The absence of proper title deeds and the opaque functioning of local revenue departments create the first hurdle in such projects – namely land acquisition. Obviously, this is the most essential aspect and consolidating contiguous land parcels through multiple owners, adopting the local vernacular and negotiations and paperwork are a thoroughly exhaustive process. Lack of proper land titles, wills, disputes and the near-impossibility of tracing ancestral ownership contribute towards a long-drawn legal due diligence process. Absence of title insurance also adds to the legally vexatious issue of multiple sales and forged ownership documents. To some extent, this problem is now being addressed by land aggregators, who help developers save precious time in chasing individual owners. Nevertheless, the legal due diligence is still a problem as land records are still maintained in an obsolete manner which is, as of now, miles away from the computerized process that is the clear need of the hour.
The lumbering mechanisms that drive policy-making at the State and local municipal and town planning authority levels constitute the next set of hurdles. Approvals for real estate projects have already been highlighted as a major inflexion point, where developers shuttle between different state departments like forests, environment, power, water and planning before getting all requisite approvals for integrated townships. There are different approvals needed for submitting project plans, getting construction permits and environmental clearances, among others. It is estimated that for a simple group housing project, nearly 52 different approvals are needed. Not only does this lengthy process create delays - it increases the holding costs for the developer, causing project costs to spiral upwards.

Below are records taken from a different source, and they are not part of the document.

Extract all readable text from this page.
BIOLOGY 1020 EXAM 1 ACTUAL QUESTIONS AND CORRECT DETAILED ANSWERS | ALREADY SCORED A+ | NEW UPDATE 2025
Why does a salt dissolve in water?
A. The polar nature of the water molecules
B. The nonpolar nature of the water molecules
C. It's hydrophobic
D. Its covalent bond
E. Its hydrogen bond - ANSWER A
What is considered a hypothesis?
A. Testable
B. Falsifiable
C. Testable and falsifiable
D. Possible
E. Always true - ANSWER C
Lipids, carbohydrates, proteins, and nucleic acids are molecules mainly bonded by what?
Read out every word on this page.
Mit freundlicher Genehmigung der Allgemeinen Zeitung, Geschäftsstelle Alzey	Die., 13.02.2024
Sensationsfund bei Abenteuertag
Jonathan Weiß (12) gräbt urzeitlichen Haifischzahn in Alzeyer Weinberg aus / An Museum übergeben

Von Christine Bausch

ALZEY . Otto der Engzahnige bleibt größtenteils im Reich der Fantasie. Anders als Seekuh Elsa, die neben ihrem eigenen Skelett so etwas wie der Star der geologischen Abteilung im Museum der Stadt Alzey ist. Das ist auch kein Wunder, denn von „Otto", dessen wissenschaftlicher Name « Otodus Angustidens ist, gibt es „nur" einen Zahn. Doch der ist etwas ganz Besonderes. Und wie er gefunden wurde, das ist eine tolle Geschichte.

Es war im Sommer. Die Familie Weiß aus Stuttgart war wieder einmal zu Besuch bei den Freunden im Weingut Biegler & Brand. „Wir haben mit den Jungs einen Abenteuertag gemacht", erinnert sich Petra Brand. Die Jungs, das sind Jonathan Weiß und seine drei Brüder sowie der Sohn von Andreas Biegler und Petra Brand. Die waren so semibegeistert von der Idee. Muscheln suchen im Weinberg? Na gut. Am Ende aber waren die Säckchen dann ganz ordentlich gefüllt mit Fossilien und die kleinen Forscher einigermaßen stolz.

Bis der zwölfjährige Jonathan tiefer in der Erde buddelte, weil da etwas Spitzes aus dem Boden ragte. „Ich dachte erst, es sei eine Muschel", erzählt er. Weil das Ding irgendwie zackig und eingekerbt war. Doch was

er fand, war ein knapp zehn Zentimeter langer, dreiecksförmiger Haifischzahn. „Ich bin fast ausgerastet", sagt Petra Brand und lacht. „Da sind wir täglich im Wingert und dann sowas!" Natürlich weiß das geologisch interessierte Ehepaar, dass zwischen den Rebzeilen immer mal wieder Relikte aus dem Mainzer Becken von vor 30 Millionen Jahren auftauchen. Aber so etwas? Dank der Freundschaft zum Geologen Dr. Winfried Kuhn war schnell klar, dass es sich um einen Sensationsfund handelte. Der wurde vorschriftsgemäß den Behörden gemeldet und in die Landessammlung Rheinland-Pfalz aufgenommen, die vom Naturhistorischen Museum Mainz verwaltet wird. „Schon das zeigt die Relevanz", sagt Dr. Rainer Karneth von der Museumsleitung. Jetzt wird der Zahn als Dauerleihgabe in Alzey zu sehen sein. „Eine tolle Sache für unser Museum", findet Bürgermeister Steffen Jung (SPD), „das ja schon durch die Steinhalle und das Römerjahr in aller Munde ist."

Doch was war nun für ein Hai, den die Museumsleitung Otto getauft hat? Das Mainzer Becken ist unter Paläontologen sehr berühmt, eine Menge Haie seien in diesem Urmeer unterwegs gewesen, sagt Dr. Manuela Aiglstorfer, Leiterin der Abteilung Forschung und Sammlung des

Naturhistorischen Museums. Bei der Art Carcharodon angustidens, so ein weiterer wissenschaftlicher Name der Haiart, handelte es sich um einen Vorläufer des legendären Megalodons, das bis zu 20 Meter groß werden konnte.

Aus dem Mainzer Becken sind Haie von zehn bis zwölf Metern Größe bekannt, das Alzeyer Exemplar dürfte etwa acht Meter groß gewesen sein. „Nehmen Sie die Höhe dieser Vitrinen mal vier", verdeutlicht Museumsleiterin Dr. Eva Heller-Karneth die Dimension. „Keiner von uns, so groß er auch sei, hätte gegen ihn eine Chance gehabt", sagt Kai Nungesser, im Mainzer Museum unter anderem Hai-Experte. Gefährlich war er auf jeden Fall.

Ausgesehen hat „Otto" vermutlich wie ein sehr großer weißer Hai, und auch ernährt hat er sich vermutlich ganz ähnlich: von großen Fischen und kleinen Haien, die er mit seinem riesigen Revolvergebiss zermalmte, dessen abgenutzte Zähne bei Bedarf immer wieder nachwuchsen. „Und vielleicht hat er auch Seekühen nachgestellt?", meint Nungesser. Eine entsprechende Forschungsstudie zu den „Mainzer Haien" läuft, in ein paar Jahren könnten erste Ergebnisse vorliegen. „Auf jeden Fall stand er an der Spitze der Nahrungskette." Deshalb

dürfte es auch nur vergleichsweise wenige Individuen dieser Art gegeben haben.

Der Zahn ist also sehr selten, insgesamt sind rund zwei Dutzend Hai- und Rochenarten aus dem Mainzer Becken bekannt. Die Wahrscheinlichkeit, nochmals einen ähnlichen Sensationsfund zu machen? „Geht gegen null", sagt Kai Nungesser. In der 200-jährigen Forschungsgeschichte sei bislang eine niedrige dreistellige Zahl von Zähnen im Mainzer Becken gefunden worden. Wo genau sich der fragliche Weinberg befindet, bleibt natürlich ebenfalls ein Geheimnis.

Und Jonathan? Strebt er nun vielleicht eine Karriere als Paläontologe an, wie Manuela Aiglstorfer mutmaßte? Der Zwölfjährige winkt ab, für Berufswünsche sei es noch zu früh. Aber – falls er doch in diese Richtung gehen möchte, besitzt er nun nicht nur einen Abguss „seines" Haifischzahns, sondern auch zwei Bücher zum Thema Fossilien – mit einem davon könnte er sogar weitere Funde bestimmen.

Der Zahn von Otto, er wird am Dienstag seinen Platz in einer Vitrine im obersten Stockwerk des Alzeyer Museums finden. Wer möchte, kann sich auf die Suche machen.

The huge investment needed upfront for the land acquisition phase – compounded by the mandatory long-term commitment of substantial funds towards development - has created an entry barrier for integrated townships which only large realty groups can scale. Even in their case, such long-term commitment of monies and the lengthy gestation period tend to deflate the enthusiasm of most developers. This by no means indicates that the integrated township model is inherently flawed - successful examples such as Magarpatta City in Pune illustrate that it is indeed possible to create the right framework of development to achieve optimal results.